In deze maand stort ook de suatiebuis (voor de uitwatering) onder de Singel in, waardoor de stadsriolen verstopt raken en de waterlozing belemmerd wordt. Ook dit herstel kan geen uitstel lijden. De kosten bedragen ƒ 78,83, zodat dit jaar een bedrag van ƒ 92,83 als onvoorziene uitgaaf ten laste van de stad komt.
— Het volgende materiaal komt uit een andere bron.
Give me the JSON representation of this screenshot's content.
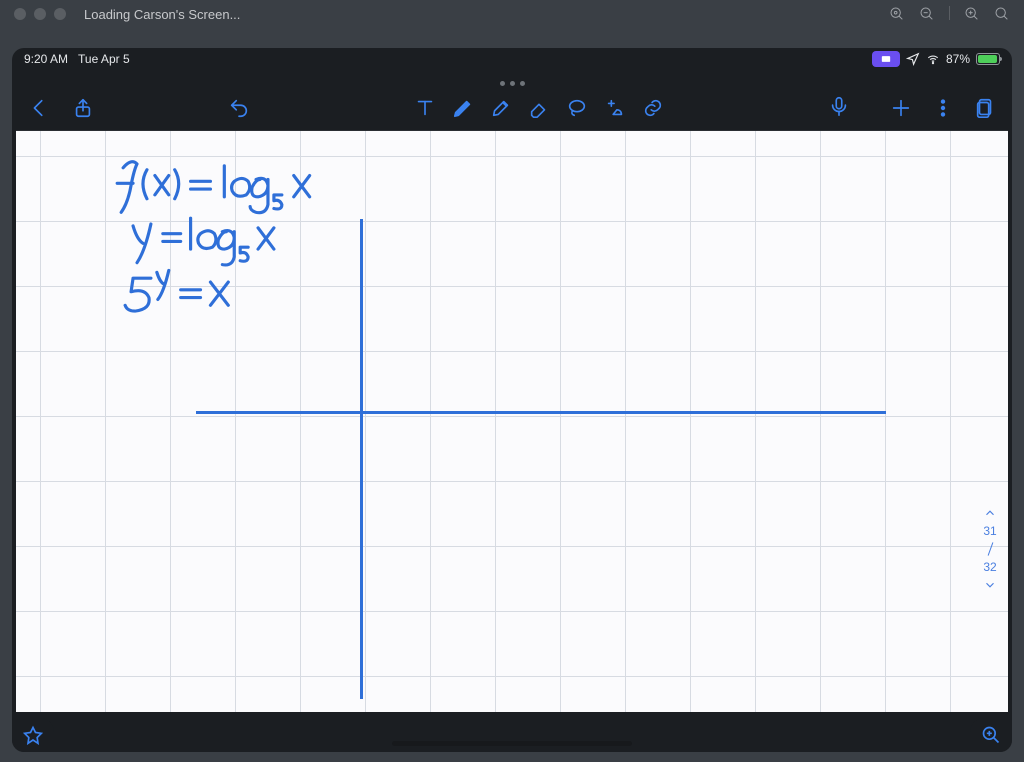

Het stadsveer op Nieuwland wordt opnieuw verpacht aan de hoogste bieder. Dit is de plaatselijke heel- en vroedmeester dokter Joseph Hendrik van Opdorp voor ƒ 154 per jaar. Als borgen voor hem treden op zijn te Arnemuiden wonende schoonvader Pieter Zwigtman en de in de Oranjepolder wonende Jacobus van 't Westeinde.
* * *
Over de Hervormde Kerk is weinig te vermelden. De vier kerkenraadsvergaderingen worden slechts in enkele regels genotuleerd. Het enige wat vermeld kan worden is, dat in de plaats van de aftredende ouderlingen J. de Rijke en J. de Nooijer gekozen worden Marinus de Nooijer en Kornelis Mulder. Inplaats van de aftredende diakenen K. van Eenennaam en M. Schroevers worden gekozen Jacobus Meerman en Blaas Kornelisse de Nooijer.